Last week, a case was filed in federal court that alleges a group of well-known Web sites, including those owned by Disney, Warner Bros. Records, and Demand Media, breached the law by secretly tracking the Web movements of their users, including kids.

Lawyers representing a group of minors and their parents filed the suit Tuesday in the U.S. District Court for the Central District of California, records show. The lawsuit alleges that Clearspring Technologies, a software company that creates widgets and also offers a way to serve ads via widgets, is at the center of the wrongdoing.

Web site operators such as Disney, Playlist.com, and SodaHead are “Clearspring Flash Cookie Affiliates,” the plaintiffs allege in their suit. Clearspring set “Flash cookies on (affiliate site) users’ computers…online tracking device(s) which would allow access to and disclosure of Internet users’ online activities.”
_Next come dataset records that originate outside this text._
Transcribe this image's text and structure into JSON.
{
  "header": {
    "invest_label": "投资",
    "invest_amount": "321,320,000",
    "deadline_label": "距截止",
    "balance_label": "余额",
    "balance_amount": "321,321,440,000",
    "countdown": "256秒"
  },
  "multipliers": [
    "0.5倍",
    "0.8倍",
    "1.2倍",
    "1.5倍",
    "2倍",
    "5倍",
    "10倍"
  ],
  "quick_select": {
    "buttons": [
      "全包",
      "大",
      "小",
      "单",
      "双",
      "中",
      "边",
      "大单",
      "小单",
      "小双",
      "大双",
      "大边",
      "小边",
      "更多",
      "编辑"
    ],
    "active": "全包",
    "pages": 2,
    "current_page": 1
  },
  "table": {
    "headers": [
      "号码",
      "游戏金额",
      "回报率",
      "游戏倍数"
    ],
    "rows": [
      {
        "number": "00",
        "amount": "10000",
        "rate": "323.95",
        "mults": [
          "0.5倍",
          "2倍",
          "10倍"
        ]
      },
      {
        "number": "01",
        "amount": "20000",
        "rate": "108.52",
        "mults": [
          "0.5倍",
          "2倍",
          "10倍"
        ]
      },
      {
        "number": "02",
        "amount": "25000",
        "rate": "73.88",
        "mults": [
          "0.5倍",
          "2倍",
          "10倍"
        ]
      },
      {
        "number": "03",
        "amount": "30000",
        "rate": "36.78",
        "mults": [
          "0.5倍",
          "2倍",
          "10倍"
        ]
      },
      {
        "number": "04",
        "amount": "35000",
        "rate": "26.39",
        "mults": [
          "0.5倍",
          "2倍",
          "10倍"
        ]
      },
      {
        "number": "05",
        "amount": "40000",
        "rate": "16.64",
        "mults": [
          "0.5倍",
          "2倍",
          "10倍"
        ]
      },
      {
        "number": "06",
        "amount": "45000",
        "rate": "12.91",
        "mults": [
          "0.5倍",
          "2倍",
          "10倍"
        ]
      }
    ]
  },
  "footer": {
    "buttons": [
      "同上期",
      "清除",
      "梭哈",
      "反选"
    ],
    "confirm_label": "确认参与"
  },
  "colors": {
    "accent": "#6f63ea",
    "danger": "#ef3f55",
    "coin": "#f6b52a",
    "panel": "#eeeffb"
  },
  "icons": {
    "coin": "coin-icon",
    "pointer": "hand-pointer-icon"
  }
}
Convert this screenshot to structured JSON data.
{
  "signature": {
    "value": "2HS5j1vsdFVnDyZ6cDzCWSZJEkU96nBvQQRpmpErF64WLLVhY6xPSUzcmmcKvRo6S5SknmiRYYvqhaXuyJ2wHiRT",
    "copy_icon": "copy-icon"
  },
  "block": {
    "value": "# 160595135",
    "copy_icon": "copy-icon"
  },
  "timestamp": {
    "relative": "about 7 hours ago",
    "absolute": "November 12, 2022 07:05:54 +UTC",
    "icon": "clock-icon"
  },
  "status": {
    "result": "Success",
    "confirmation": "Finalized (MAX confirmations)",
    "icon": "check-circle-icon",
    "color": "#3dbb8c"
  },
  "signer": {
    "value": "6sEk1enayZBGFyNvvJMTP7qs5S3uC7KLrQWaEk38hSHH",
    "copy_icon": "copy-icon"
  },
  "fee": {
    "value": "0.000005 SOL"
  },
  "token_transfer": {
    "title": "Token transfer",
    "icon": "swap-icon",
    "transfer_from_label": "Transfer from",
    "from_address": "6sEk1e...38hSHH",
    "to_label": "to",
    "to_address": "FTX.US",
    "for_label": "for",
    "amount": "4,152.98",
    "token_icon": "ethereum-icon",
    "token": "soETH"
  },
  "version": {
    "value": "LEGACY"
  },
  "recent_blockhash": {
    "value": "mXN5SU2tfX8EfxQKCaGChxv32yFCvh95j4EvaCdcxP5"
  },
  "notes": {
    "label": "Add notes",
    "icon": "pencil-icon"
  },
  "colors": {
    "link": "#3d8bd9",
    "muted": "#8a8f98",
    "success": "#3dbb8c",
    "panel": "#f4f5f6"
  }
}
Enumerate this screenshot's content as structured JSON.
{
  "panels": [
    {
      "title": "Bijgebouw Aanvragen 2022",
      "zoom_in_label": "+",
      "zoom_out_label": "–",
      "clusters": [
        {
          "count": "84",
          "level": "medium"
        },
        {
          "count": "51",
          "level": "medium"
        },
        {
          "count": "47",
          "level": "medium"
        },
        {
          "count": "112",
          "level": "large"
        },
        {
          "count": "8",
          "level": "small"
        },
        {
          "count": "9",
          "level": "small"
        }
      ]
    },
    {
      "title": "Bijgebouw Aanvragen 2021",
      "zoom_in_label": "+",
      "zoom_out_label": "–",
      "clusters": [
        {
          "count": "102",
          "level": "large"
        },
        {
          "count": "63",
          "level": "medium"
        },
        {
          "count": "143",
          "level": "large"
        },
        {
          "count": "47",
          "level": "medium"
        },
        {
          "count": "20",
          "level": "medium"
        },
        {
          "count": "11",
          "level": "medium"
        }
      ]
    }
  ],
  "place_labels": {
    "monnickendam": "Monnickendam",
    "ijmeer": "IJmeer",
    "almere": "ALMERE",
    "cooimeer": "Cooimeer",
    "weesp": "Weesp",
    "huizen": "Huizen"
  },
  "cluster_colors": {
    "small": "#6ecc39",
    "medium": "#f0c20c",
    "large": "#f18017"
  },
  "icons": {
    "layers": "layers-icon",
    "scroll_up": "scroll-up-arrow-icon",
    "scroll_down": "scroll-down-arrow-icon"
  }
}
Clearspring is the largest online content sharing network connecting publishers, services and advertisers to audiences on the social web. Clearspring’s universal sharing platform AddThis enables leading publishers like ABC, AOL, Demand Media, MTV, MySpace, NBC to distribute and track digital content such as links, widgets, videos, and photos to social networks, bookmarking sites, blogs, and other web services.